1. Is configuring a multi-master cluster with nodes across 2 sites over the WAN link i.e. Production and DR supported? Is there any specific guidance on minimum recommended bandwidth and network latency?

Note: From the documentation - there are specific requirements under high network availability and WAN section - " If the network is down, each cluster member times out after 20 seconds and that member is deactivated." and "Be mindful that network packet loss is not excessive."

2. For multi-master cluster i.e. primary site - "The first cluster member that is listed in a Primary site is the data synchronization source for all cluster members."

Do ALL members of multi-master cluster active i.e. perform password change activity and execute any scheduled jobs in the background?

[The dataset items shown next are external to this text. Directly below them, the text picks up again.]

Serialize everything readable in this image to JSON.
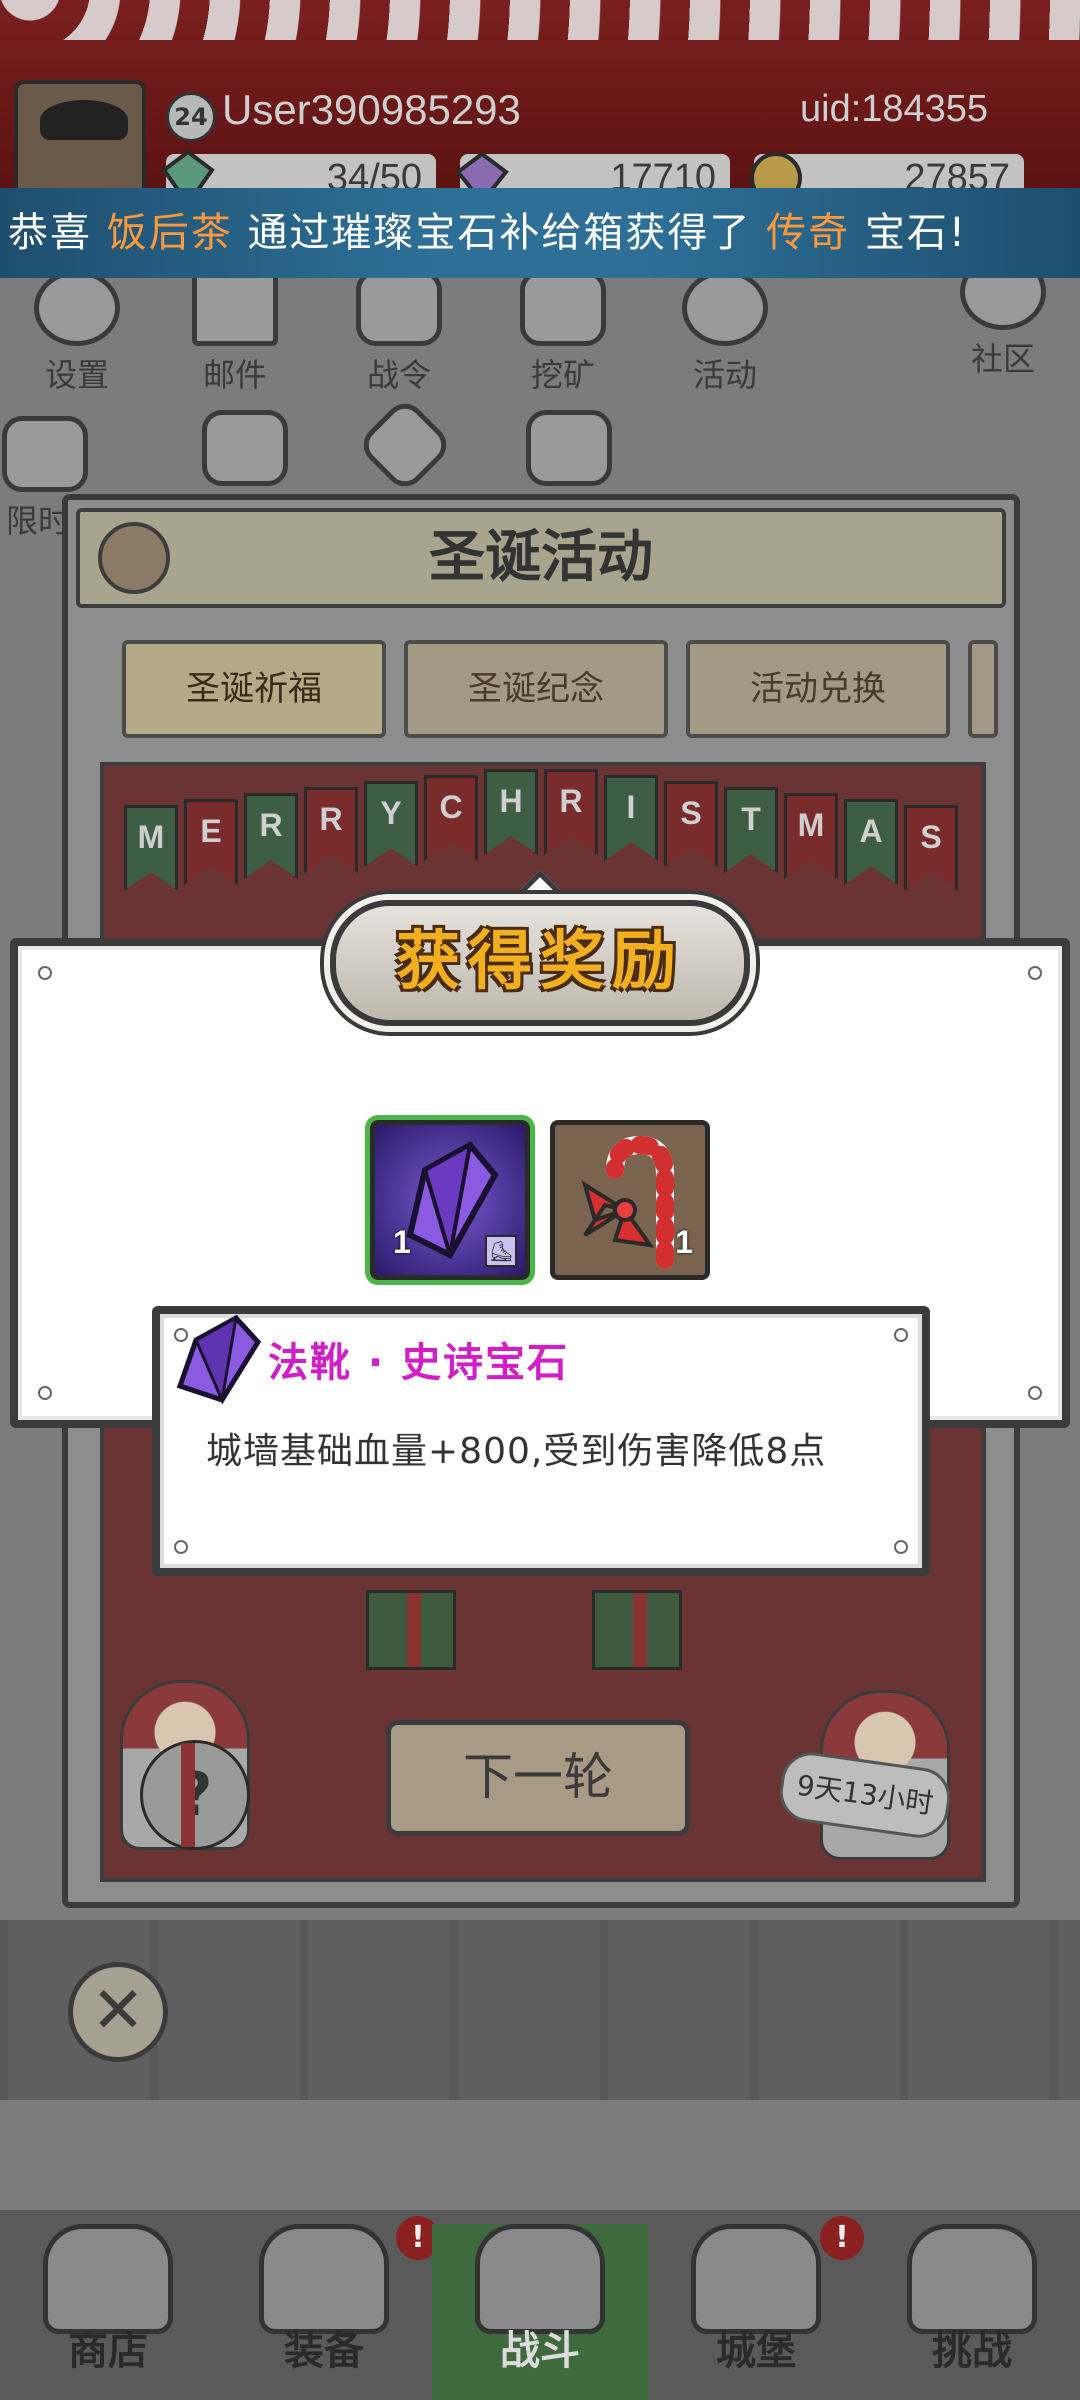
{
  "player": {
    "level": "24",
    "username": "User390985293",
    "uid": "uid:184355"
  },
  "resources": {
    "energy": "34/50",
    "gems": "17710",
    "coins": "27857"
  },
  "broadcast": {
    "prefix": "恭喜",
    "player_name": "饭后茶",
    "middle": "通过璀璨宝石补给箱获得了",
    "rarity": "传奇",
    "suffix": "宝石!"
  },
  "menu": {
    "row1": [
      "设置",
      "邮件",
      "战令",
      "挖矿",
      "活动",
      "社区"
    ],
    "limited": "限时"
  },
  "event": {
    "title": "圣诞活动",
    "tabs": [
      "圣诞祈福",
      "圣诞纪念",
      "活动兑换"
    ],
    "banner_letters": [
      "M",
      "E",
      "R",
      "R",
      "Y",
      "C",
      "H",
      "R",
      "I",
      "S",
      "T",
      "M",
      "A",
      "S"
    ],
    "next_round": "下一轮",
    "timer": "9天13小时"
  },
  "reward_modal": {
    "title": "获得奖励",
    "items": [
      {
        "icon": "purple-gem-icon",
        "count": "1"
      },
      {
        "icon": "candy-cane-icon",
        "count": "1"
      }
    ]
  },
  "tooltip": {
    "name": "法靴 · 史诗宝石",
    "description": "城墙基础血量+800,受到伤害降低8点"
  },
  "bottom_nav": {
    "items": [
      "商店",
      "装备",
      "战斗",
      "城堡",
      "挑战"
    ],
    "badge": "!"
  },
  "colors": {
    "epic_purple": "#d21ec8",
    "title_gold": "#f2b020",
    "broadcast_highlight": "#ff9a3c",
    "broadcast_bg": "#2d6f97",
    "active_slot_green": "#4cb548"
  }
}
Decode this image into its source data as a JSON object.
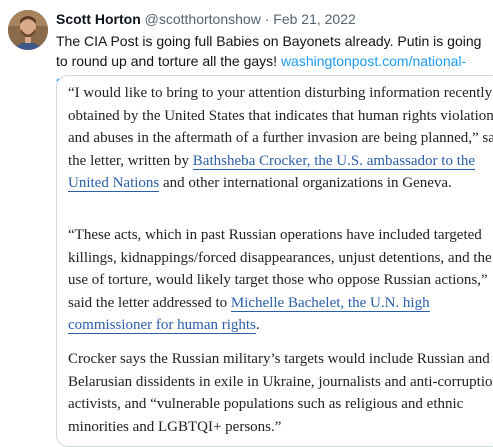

Is there any supported way to make any of the members passive i.e. not execute any of the activities in the background etc.? 
If not, is it alright to block all traffic between the Production cluster nodes and DR cluster node and allow only data replication/ sync ports traffic?

Note: The reason for not going ahead with multi-site (with secondary site in DR) approach is due to known issues with clustering, which might be unresolved even in v3.2.6 i.e. cluster node(s) at secondary site get out-of-sync, "Secondary members can "self-heal" after being disconnected." not working as designed which requires restarting the cluster for syncing

Thanks,
Sandeep

Thanks for your response Ralf. Looks like multi-site cluster is the only approach for DR (across WAN) as per the way product (syncing mechanism among nodes, functionality of nodes at primary vs. secondary) is designed.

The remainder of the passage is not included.